Si la prière est nécessaire à l'homme pour obtenir les bienfaits de Dieu, c'est qu'elle exerce une influence sur celui-là même qui l'utilise. Il doit en effet s'attarder à la considération de ses propres pauvretés et incliner son âme à désirer avec ferveur et dans un esprit filial ce qu'il espère obtenir par la prière. Il se rend par là même capable de le recevoir.
Une autre différence se remarque entre la prière adressée à Dieu et celle adressée à un homme. Avant de se disposer à cette deuxième, il faut déjà la familiarité qui donne accès auprès de celui que l'on prie. Tandis que prier Dieu, c'est aussitôt nous introduire dans son intimité ; car alors notre esprit s'élève jusqu'à lui, l'adore en esprit et en vérité.

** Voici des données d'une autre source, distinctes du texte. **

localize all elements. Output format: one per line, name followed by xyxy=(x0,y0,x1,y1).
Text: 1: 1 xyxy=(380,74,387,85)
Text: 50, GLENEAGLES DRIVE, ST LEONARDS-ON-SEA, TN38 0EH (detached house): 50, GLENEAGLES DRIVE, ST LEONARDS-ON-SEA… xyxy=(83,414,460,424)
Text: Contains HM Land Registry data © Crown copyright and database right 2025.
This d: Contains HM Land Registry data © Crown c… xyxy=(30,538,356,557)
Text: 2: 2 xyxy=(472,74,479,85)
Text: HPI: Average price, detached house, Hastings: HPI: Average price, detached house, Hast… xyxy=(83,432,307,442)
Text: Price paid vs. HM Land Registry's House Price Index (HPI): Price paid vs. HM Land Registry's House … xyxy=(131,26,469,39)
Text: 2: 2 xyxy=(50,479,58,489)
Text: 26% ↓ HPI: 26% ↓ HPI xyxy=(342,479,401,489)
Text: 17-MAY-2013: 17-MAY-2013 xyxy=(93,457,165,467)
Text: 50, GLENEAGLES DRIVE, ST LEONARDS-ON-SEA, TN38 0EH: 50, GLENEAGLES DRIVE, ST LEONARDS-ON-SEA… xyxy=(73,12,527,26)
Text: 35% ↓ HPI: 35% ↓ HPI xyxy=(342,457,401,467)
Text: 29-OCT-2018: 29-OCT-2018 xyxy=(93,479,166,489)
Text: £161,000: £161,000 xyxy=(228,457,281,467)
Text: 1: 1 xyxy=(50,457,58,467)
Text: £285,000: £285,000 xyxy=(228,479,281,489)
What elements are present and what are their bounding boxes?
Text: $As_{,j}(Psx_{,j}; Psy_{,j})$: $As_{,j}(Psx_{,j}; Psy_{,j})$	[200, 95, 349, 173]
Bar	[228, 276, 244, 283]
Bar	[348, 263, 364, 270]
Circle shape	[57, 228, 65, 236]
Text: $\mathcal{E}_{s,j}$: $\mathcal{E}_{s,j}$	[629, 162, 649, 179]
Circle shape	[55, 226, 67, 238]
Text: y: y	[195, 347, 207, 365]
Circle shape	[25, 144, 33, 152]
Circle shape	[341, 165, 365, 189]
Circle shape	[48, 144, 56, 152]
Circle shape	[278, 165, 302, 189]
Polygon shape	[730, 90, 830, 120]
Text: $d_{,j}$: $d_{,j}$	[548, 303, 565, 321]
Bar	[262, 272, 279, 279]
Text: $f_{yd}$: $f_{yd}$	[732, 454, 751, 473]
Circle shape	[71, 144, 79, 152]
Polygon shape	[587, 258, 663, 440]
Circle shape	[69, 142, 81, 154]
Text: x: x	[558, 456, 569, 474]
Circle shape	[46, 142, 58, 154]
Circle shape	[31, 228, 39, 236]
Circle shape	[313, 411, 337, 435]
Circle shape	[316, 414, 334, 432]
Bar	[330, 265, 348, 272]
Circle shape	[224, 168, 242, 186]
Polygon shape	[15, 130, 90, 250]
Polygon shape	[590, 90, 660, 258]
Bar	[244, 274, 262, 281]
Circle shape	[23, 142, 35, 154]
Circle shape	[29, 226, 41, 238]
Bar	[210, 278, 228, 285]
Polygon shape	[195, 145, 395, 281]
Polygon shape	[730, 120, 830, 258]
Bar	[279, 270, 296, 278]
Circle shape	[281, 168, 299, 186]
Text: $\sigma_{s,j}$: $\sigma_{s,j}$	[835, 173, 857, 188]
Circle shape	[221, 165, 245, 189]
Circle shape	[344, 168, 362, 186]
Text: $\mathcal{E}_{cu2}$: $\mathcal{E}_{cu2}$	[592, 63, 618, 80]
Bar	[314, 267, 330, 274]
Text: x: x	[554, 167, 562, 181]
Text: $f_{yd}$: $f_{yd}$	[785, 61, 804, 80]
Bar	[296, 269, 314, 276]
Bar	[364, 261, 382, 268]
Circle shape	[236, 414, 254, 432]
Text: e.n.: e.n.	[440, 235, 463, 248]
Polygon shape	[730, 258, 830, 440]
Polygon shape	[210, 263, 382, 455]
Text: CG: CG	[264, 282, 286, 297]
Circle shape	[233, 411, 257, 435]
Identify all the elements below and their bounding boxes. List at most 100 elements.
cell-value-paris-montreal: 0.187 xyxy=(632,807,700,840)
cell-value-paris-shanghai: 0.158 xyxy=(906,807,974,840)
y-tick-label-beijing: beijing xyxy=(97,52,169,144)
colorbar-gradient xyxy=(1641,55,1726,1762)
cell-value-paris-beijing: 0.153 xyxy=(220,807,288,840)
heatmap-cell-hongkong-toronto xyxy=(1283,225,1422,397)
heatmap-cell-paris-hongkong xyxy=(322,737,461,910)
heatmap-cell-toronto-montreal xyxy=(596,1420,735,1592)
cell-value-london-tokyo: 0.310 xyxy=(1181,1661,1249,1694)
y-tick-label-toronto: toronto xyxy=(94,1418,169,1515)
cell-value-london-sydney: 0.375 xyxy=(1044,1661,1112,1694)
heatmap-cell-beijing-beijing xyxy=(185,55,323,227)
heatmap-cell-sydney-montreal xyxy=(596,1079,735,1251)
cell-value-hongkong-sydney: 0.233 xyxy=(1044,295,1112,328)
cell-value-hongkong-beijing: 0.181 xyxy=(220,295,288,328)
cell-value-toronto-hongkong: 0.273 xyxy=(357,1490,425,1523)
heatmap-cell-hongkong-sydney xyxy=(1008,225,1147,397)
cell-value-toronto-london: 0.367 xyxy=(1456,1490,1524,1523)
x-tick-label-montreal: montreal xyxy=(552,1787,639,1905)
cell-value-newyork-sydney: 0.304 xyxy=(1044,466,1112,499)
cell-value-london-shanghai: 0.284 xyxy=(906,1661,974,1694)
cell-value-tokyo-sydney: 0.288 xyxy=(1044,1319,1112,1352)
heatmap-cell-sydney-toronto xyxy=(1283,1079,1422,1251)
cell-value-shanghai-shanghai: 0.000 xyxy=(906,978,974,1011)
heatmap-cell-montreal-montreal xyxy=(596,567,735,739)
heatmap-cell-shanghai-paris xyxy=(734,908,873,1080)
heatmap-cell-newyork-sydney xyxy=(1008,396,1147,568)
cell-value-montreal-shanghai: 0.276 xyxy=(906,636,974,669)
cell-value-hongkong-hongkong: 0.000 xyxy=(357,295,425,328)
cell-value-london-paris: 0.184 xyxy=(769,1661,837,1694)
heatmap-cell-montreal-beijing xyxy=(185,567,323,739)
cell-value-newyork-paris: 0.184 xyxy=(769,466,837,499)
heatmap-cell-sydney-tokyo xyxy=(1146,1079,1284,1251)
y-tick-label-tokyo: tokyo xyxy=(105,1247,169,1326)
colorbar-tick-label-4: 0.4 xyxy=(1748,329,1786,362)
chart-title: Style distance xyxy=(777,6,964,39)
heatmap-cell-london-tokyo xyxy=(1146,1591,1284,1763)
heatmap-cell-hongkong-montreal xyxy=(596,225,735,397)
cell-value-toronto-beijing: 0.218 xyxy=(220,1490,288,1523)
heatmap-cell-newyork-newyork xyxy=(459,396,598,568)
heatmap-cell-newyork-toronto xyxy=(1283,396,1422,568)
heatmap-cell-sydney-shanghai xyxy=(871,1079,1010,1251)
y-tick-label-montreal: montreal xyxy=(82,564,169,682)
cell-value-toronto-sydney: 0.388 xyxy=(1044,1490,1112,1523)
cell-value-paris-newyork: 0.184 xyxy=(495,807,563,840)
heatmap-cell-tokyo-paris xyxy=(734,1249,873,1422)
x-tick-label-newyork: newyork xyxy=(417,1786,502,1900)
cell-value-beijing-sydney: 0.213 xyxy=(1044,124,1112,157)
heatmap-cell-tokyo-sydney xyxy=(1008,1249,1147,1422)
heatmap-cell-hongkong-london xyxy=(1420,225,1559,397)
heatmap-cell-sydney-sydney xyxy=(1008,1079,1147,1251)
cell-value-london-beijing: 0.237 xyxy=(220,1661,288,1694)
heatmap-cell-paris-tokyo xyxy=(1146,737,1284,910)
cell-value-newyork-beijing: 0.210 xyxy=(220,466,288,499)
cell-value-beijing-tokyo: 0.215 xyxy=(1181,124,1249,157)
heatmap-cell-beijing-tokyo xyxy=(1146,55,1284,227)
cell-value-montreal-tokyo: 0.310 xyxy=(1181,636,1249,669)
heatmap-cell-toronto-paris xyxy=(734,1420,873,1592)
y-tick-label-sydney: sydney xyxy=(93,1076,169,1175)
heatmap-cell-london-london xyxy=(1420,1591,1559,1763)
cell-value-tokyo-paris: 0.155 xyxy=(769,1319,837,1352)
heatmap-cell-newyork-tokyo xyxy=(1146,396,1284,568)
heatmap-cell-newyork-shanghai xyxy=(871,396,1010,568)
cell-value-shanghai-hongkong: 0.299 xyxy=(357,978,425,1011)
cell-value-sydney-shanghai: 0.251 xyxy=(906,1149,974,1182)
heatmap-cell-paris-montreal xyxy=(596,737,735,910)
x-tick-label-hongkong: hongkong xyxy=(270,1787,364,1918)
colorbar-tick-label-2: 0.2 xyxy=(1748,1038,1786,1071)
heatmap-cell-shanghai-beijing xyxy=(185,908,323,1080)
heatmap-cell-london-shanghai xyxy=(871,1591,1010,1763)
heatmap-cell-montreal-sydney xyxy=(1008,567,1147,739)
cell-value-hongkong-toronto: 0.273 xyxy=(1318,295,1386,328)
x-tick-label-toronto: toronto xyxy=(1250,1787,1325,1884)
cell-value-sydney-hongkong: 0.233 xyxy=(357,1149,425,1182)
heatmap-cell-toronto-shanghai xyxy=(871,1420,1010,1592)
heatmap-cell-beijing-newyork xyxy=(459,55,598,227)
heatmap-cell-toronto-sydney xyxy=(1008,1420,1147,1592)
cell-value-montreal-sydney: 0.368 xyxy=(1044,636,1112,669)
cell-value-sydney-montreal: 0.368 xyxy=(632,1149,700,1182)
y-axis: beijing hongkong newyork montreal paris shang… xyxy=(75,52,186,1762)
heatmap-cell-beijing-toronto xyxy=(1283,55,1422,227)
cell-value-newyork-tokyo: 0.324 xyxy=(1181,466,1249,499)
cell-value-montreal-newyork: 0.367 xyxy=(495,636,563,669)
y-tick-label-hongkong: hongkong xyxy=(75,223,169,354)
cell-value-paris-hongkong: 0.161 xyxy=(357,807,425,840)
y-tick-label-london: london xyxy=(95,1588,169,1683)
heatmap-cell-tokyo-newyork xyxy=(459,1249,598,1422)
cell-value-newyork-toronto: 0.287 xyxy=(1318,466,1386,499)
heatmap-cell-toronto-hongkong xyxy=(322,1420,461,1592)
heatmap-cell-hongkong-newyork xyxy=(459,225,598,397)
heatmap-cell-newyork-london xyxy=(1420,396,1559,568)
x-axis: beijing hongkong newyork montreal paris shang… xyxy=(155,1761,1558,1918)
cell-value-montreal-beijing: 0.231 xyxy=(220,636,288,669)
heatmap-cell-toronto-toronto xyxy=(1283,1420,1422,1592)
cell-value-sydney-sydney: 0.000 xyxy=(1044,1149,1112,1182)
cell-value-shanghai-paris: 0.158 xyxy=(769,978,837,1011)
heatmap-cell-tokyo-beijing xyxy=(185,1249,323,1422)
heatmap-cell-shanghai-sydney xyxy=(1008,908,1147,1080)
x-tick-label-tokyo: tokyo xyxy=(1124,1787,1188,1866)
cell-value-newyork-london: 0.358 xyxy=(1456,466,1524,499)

Et ainsi, en cette familière amitié que produit la prière, s'ouvre la voie pour une prière plus confiante encore. D'où l'on dit dans le Psaume : « J'ai crié, - c'est-à-dire, j'ai prié avec foi - parce que vous m'avez exaucé ». On dirait que, reçu dans l'intimité divine par l'effet d'une première prière, il priait ensuite avec une confiance accrue.
Et c'est pourquoi, dans la prière adressée à Dieu, l'assiduité ou l'insistance dans la demande n'est pas importune ; au contraire, Dieu l'agrée. Car il faut toujours prier et ne pas se lasser, lisons-nous dans saint Luc. De là aussi, le Seigneur nous invite à la prière : Demandez et il vous sera donné ; frappez et l'on vous ouvrira.